Он мысленно перебрал все обнаженные части тела своей возлюбленной. Видимые сквозь пламя желания, они приобретали в его глазах фантастическую, почти сверхъестественную красоту. Он перебрал также мысленно все ласки своей возлюбленной, и все ее позы и движения приобрели в его глазах неописуемое чувственное обаяние. Ипполита олицетворяла собой свет, благоухание, гармонию.
Он, он один обладал этим чудным созданием! Но, подобно дыму из огня, в его желании зародилось чувство ревности. Заметя в себе возрастающее возбуждение, он соскочил с постели, чтобы рассеять свои сомнения.
Сквозь окно при первых лучах зари виднелась бледно-серая, еле колеблющаяся роща. За нею расстилалось бледное однообразное море; воробушки тихо щебетали; из запертого хлева доносилось робкое блеяние ягненка.
Когда Джиорджио вышел на балкон, освежившись холодной водой, он стал глубоко вдыхать в себя утренний воздух, насыщенный испарениями. Его легкие расширились, а мысли стали живее и бодрее, являя перед ним образ ожидаемой Ипполиты; волна юности охватила его душу.
Перед его глазами развертывалась картина ясного, безоблачного, лишенного всякой таинственности восхода солнца. Из почти белоснежного моря поднимался красный круг с отчетливыми, точно вырезанными очертаниями, подобно металлическому шару, вышедшему из печи.

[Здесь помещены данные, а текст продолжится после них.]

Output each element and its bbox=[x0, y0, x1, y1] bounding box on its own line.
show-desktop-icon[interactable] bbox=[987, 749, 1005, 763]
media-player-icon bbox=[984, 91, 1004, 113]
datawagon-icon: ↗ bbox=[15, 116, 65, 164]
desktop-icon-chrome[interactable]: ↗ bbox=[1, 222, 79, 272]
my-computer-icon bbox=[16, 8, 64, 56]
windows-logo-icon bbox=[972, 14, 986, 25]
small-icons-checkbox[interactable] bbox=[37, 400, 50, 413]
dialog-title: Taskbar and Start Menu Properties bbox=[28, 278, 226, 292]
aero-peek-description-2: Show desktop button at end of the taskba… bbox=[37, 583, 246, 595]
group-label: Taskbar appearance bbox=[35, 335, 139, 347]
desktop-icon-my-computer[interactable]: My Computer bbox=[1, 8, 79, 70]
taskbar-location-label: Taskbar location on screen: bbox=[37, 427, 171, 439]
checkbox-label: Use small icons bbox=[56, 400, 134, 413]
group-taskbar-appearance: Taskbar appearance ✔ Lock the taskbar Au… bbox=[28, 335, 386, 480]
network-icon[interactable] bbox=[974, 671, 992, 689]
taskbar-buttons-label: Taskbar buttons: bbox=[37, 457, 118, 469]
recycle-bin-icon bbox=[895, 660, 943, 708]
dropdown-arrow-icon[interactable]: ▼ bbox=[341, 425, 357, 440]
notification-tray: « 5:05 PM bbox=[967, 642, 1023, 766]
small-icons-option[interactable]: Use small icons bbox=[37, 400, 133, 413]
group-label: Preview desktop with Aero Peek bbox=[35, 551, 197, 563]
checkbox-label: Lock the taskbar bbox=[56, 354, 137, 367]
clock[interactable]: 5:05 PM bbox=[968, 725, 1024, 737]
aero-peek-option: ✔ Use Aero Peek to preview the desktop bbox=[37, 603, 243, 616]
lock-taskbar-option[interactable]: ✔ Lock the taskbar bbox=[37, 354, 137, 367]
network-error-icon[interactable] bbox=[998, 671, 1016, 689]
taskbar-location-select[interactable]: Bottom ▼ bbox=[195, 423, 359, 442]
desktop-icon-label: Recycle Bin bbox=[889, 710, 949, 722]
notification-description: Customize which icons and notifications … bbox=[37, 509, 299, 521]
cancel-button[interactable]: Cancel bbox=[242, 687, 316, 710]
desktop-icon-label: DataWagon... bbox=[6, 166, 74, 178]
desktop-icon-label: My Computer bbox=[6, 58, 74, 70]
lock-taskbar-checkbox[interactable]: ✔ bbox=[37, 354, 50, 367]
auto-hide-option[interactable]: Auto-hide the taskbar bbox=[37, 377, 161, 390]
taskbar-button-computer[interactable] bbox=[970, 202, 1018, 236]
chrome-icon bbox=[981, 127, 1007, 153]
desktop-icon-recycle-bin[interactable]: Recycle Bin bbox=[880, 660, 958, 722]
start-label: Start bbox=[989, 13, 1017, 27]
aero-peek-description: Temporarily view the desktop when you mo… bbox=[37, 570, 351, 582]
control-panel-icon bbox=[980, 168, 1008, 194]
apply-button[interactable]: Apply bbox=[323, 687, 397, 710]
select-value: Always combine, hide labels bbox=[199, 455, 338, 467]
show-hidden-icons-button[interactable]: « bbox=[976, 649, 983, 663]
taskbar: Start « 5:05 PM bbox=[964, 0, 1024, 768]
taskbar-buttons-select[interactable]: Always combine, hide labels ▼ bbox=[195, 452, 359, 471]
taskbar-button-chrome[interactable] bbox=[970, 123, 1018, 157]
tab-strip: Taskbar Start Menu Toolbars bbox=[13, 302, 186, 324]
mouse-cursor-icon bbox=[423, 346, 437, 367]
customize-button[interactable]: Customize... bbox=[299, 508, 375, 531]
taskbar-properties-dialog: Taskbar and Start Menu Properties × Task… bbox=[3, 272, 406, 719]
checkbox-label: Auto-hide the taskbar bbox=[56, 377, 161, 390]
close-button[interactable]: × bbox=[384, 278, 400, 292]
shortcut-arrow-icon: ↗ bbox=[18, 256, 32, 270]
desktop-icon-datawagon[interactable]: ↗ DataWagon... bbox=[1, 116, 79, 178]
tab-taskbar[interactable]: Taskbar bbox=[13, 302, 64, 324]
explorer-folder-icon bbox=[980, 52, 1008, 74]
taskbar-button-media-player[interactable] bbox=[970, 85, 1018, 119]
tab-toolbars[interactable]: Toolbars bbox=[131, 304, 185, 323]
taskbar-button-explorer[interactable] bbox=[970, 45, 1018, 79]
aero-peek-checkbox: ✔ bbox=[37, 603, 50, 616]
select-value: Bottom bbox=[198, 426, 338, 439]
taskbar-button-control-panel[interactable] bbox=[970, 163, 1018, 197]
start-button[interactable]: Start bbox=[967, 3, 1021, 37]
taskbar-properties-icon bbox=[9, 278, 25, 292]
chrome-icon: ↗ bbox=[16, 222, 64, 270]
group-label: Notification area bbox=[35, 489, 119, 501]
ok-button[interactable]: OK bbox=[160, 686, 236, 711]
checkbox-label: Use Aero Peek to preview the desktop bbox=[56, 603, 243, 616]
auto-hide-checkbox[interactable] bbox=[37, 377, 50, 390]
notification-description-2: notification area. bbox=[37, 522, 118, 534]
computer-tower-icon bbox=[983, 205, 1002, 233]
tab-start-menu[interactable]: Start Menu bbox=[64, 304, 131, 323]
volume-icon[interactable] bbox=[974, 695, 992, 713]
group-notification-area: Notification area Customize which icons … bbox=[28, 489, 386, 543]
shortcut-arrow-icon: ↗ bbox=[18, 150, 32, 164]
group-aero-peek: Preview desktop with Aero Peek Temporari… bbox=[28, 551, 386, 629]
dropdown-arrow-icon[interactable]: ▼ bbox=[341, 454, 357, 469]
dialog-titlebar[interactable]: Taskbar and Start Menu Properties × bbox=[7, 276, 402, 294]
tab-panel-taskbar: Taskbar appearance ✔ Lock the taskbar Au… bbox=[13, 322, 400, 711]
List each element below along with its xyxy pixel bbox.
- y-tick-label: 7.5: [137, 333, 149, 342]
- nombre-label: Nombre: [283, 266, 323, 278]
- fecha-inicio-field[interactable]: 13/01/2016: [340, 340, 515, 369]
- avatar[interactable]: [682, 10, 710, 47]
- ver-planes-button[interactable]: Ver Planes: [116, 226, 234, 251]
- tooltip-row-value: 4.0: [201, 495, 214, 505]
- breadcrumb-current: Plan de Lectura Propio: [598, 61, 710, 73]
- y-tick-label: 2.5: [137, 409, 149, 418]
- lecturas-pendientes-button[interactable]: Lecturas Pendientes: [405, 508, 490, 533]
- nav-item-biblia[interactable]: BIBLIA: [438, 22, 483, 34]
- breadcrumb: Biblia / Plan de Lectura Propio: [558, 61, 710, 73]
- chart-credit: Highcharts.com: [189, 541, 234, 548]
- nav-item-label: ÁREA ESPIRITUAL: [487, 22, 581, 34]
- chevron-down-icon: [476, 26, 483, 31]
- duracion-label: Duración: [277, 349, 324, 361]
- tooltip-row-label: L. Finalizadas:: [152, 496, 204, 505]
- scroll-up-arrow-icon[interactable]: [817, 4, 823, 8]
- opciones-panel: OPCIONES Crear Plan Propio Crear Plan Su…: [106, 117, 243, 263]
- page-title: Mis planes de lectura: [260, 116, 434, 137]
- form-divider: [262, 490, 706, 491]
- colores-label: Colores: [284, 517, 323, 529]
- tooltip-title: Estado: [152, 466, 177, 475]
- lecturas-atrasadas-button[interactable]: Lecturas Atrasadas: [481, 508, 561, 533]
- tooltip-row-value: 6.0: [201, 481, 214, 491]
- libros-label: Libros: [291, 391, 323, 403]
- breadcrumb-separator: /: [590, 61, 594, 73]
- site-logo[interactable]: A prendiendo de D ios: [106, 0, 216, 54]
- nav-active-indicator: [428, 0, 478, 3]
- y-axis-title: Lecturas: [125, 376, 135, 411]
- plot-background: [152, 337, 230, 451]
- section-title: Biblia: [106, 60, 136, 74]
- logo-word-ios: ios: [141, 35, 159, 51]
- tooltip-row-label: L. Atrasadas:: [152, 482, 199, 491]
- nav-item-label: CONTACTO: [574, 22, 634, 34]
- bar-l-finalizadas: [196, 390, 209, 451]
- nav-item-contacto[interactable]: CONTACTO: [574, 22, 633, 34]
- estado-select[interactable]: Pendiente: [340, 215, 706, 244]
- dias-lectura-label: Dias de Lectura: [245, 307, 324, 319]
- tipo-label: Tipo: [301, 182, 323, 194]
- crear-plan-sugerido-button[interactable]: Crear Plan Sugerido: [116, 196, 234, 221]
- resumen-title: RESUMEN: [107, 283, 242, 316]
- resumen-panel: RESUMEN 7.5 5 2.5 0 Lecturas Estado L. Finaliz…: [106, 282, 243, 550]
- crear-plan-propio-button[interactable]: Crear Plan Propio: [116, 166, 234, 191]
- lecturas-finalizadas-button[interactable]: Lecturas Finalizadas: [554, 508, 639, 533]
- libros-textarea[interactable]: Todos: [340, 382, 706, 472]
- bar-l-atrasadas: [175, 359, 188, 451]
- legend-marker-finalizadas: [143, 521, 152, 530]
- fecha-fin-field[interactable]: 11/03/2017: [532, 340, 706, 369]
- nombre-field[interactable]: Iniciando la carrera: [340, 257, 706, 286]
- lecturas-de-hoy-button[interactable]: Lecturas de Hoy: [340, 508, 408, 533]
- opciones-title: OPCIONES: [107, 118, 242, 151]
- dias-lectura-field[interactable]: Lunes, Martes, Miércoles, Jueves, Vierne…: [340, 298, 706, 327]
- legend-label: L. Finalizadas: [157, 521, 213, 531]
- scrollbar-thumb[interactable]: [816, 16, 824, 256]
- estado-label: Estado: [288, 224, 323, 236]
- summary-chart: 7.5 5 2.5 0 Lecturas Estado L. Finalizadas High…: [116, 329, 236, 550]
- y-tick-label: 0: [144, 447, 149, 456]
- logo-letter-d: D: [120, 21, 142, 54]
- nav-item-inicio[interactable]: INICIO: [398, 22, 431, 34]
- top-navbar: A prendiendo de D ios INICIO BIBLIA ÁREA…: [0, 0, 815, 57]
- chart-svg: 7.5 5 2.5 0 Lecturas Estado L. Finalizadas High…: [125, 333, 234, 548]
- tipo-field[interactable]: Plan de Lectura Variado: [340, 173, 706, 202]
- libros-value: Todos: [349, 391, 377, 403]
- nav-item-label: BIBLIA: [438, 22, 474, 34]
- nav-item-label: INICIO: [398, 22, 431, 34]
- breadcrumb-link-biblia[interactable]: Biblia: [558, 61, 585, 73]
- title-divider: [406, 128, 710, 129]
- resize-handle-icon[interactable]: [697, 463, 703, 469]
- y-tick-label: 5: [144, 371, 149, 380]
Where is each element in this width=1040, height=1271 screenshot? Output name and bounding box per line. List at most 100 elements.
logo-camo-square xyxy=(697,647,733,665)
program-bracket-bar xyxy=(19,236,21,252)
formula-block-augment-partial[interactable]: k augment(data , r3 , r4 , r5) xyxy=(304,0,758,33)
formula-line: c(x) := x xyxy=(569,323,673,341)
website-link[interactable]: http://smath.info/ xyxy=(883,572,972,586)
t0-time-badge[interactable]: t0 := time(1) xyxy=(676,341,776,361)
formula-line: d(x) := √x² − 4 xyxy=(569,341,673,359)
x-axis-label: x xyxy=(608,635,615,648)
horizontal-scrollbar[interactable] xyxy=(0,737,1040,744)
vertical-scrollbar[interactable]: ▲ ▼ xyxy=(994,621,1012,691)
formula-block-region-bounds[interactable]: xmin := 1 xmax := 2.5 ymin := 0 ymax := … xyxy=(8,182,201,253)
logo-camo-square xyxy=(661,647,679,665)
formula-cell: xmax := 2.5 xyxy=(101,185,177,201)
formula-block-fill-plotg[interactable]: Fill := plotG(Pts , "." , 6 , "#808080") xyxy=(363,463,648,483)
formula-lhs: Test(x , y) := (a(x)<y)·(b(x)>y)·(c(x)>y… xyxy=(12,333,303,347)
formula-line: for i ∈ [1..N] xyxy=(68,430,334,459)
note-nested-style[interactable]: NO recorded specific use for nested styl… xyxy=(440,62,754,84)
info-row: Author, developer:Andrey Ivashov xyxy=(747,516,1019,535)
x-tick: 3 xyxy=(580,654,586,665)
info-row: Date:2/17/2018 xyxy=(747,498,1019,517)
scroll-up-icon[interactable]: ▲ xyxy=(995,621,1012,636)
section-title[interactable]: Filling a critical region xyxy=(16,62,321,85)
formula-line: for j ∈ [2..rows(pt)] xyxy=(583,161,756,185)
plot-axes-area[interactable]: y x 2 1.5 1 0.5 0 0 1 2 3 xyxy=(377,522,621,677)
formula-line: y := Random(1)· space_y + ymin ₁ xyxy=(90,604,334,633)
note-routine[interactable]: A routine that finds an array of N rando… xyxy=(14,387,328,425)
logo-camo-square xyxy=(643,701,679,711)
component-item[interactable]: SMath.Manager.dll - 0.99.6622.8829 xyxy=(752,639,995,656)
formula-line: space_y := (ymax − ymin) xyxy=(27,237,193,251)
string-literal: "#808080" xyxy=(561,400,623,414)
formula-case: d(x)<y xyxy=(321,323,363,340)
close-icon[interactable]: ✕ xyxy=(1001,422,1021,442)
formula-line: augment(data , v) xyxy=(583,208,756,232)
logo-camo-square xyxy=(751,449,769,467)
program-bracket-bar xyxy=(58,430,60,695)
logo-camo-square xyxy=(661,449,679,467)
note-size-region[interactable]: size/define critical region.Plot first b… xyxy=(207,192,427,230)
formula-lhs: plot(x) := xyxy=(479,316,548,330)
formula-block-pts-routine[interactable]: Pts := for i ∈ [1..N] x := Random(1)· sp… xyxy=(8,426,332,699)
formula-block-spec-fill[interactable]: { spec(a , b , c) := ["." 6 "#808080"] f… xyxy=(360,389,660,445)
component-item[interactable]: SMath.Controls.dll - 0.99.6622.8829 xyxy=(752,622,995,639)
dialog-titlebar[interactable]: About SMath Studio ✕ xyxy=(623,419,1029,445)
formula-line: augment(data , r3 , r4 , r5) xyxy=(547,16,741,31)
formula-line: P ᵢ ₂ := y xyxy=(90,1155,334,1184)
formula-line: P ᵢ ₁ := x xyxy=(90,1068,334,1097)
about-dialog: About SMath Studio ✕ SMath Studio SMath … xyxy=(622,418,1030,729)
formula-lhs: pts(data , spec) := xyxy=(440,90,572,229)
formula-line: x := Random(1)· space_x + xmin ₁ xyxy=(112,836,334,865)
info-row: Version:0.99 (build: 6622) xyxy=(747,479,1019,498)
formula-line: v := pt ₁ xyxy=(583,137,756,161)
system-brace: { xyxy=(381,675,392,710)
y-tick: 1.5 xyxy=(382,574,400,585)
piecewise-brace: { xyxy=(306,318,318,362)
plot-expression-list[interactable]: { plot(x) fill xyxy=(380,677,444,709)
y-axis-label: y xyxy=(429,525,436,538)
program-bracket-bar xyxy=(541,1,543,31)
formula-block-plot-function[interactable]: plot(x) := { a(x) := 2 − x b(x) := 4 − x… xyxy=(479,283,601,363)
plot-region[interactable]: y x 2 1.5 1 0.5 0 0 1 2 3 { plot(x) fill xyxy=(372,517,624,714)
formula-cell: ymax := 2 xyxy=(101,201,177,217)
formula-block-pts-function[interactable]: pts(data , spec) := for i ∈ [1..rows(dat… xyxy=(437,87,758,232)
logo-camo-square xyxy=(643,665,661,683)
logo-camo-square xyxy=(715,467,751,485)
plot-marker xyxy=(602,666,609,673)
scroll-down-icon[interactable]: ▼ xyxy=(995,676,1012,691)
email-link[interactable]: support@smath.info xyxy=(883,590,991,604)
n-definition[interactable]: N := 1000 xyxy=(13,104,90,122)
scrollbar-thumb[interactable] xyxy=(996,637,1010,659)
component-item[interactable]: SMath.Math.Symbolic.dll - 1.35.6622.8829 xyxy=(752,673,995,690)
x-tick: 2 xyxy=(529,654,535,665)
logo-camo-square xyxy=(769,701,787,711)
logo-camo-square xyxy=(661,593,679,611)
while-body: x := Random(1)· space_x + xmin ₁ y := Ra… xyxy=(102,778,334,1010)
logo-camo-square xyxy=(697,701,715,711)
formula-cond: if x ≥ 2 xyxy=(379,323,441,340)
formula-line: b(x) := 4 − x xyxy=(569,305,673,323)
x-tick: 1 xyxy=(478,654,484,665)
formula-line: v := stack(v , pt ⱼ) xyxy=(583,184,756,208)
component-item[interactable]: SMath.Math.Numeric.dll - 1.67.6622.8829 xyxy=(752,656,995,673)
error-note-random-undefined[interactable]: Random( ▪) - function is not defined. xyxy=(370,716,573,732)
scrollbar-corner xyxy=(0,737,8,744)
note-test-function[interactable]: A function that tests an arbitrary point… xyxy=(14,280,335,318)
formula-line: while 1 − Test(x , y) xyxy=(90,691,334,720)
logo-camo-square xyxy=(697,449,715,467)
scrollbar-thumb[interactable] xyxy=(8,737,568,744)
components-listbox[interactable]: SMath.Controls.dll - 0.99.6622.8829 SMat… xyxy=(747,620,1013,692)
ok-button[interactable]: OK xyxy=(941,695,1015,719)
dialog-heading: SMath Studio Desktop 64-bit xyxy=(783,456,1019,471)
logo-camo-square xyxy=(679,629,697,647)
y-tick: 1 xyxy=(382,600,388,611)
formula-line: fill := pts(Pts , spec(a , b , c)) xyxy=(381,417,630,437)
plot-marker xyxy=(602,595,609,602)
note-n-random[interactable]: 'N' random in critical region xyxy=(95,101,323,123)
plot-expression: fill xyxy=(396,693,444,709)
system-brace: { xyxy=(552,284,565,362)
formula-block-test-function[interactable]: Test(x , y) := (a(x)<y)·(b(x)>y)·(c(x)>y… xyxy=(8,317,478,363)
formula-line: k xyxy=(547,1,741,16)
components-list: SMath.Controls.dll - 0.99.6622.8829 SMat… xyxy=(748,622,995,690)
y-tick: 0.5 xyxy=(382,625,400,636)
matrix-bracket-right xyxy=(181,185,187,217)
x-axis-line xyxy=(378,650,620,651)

Кола ди Шампанья, подметавший площадку, воскликнул:
— Сегодня большой праздник. Приедет синьора. Сегодня начинает колоситься хлеб, не дожидаясь Вознесения.
Джиорджио спросил, улыбаясь в ответ на приветливые слова старика:
— Позаботились ли вы о женщинах, чтобы нарвать цветов? Надо осыпать цветами весь путь.
Старик сделал движение, означавшее, что он не нуждается в напоминании.
— Я позвал пятерых!
И, называя девушек одну за другой, он указывал дома, где они жили.
— Дочь Шиммии, дочь Сгуаста, Фаветта, Сплендоре, дочь Гарбино.
Звуки этих имен произвели на Джиорджио приятное впечатление. Ему показалось, что все духи весны врывались в его душу. Его охватила свежая волна поэзии. Может быть, эти девушки вышли из сказок, чтобы усеять цветами путь Прекрасной Римлянке?
В ожидании приезда возлюбленной он предался приятно-тревожному чувству, спустился вниз и спросил:
— Где они рвут цветы?
— Вон там, — ответил Кола ди Шампанья, указывая на холм, — они в дубовой роще. Ты найдешь их по пению.